I'm really super new to R and am doing the most basic stuff for a beginner's statistics class. I've been staring at this question for a while and can't work out what I'm meant to do.
Here's the question:
- Using the data Anscombe, included in the car package, perform a regression to examine whether the number of people living in an urban area has an effect on income. Perform all necessary steps, including a scatter plot, then answer the following questions. Hint: load data from the package with the following command A<-Anscombe a. Interpret the coefficient for urban.
b. Interpret the model’s R squared.
c. For the variance that is not explained by the model, what is the explanation?
d. Can we say that there is a linear relationship between the two variables?

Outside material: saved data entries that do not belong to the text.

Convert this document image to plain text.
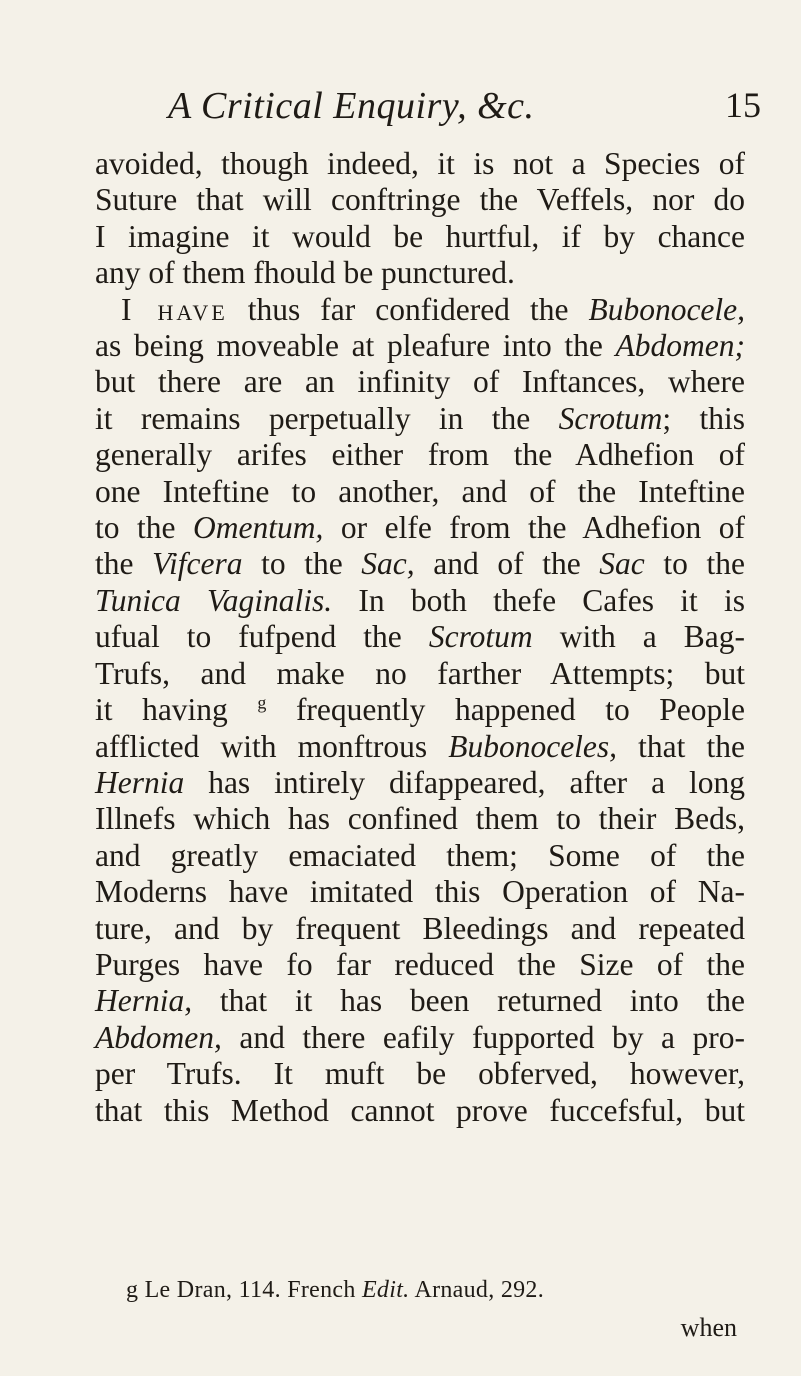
A Critical Enquiry, &c.	15
avoided, though indeed, it is not a Species of
Suture that will conftringe the Veffels, nor do
I imagine it would be hurtful, if by chance
any of them fhould be punctured.
I have thus far confidered the Bubonocele,
as being moveable at pleafure into the Abdomen;
but there are an infinity of Inftances, where
it remains perpetually in the Scrotum; this
generally arifes either from the Adhefion of
one Inteftine to another, and of the Inteftine
to the Omentum, or elfe from the Adhefion of
the Vifcera to the Sac, and of the Sac to the
Tunica Vaginalis. In both thefe Cafes it is
ufual to fufpend the Scrotum with a Bag-
Trufs, and make no farther Attempts; but
it having $^g$ frequently happened to People
afflicted with monftrous Bubonoceles, that the
Hernia has intirely difappeared, after a long
Illnefs which has confined them to their Beds,
and greatly emaciated them; Some of the
Moderns have imitated this Operation of Na-
ture, and by frequent Bleedings and repeated
Purges have fo far reduced the Size of the
Hernia, that it has been returned into the
Abdomen, and there eafily fupported by a pro-
per Trufs. It muft be obferved, however,
that this Method cannot prove fuccefsful, but
g Le Dran, 114. French Edit. Arnaud, 292.
when
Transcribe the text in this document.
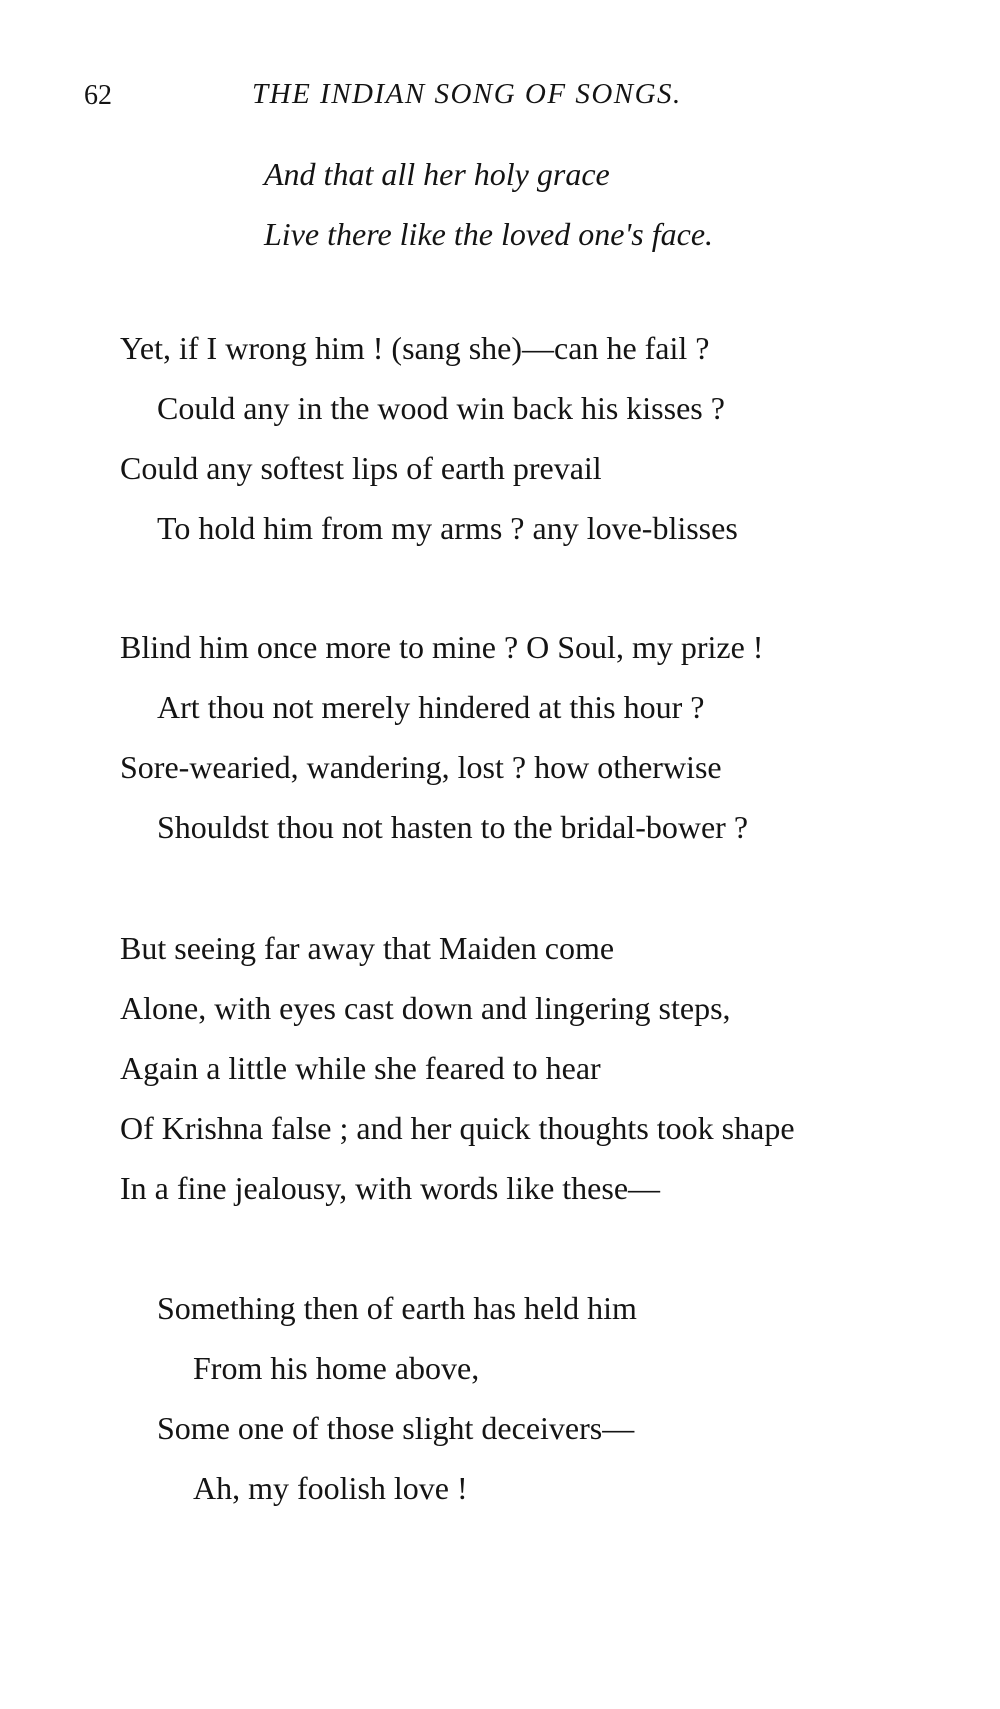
62	THE INDIAN SONG OF SONGS.
And that all her holy grace
Live there like the loved one's face.
Yet, if I wrong him ! (sang she)—can he fail ?
Could any in the wood win back his kisses ?
Could any softest lips of earth prevail
To hold him from my arms ? any love-blisses
Blind him once more to mine ? O Soul, my prize !
Art thou not merely hindered at this hour ?
Sore-wearied, wandering, lost ? how otherwise
Shouldst thou not hasten to the bridal-bower ?
But seeing far away that Maiden come
Alone, with eyes cast down and lingering steps,
Again a little while she feared to hear
Of Krishna false ; and her quick thoughts took shape
In a fine jealousy, with words like these—
Something then of earth has held him
From his home above,
Some one of those slight deceivers—
Ah, my foolish love !
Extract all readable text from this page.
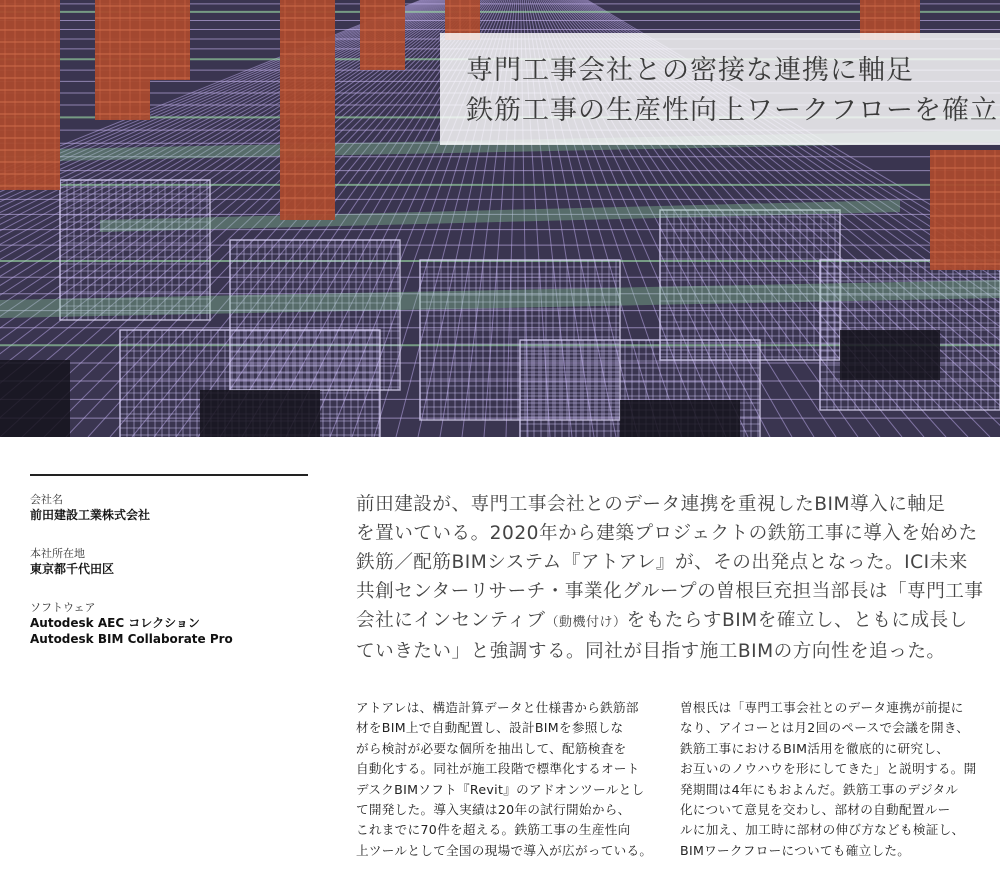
専門工事会社との密接な連携に軸足
鉄筋工事の生産性向上ワークフローを確立
会社名
前田建設工業株式会社
本社所在地
東京都千代田区
ソフトウェア
Autodesk AEC コレクション
Autodesk BIM Collaborate Pro

前田建設が、専門工事会社とのデータ連携を重視したBIM導入に軸足

を置いている。2020年から建築プロジェクトの鉄筋工事に導入を始めた

鉄筋／配筋BIMシステム『アトアレ』が、その出発点となった。ICI未来

共創センターリサーチ・事業化グループの曽根巨充担当部長は「専門工事

会社にインセンティブ（動機付け）をもたらすBIMを確立し、ともに成長し

ていきたい」と強調する。同社が目指す施工BIMの方向性を追った。

アトアレは、構造計算データと仕様書から鉄筋部

材をBIM上で自動配置し、設計BIMを参照しな

がら検討が必要な個所を抽出して、配筋検査を

自動化する。同社が施工段階で標準化するオート

デスクBIMソフト『Revit』のアドオンツールとし

て開発した。導入実績は20年の試行開始から、

これまでに70件を超える。鉄筋工事の生産性向

上ツールとして全国の現場で導入が広がっている。

曽根氏は「専門工事会社とのデータ連携が前提に

なり、アイコーとは月2回のペースで会議を開き、

鉄筋工事におけるBIM活用を徹底的に研究し、

お互いのノウハウを形にしてきた」と説明する。開

発期間は4年にもおよんだ。鉄筋工事のデジタル

化について意見を交わし、部材の自動配置ルー

ルに加え、加工時に部材の伸び方なども検証し、

BIMワークフローについても確立した。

The code and output I've used is: A<-Anscombe
shapiro.test(A$income) shapiro.test(A$urban) A1<-lm(urban~income,data=Anscombe) summary(A1) scatterplot(urban~income,data=Anscombe,smooth=F) Call: lm(formula = urban ~ income, data = Anscombe) Residuals: Min 1Q Median 3Q Max -351.06 -51.07 -4.37 81.75 220.13 Coefficients: Estimate Std. Error t value Pr(>|t|) (Intercept) 67.04877 91.99292 0.729 0.47 income 0.18524 0.02811 6.590 2.87e-08 *** --- Signif. codes: 0 ‘***’ 0.001 ‘**’ 0.01 ‘*’ 0.05 ‘.’ 0.1 ‘ ’ 1 Residual standard error: 111.3 on 49 degrees of freedom Multiple R-squared: 0.4699, Adjusted R-squared: 0.459 F-statistic: 43.43 on 1 and 49 DF, p-value: 2.866e-08
I'm not sure if I've put urban and income in the right order in my functions for this question? And I'm not sure how to interpret the coefficient results, or how to interpret the model's R squared.
Can someone please help me understand these results and how to answer this question?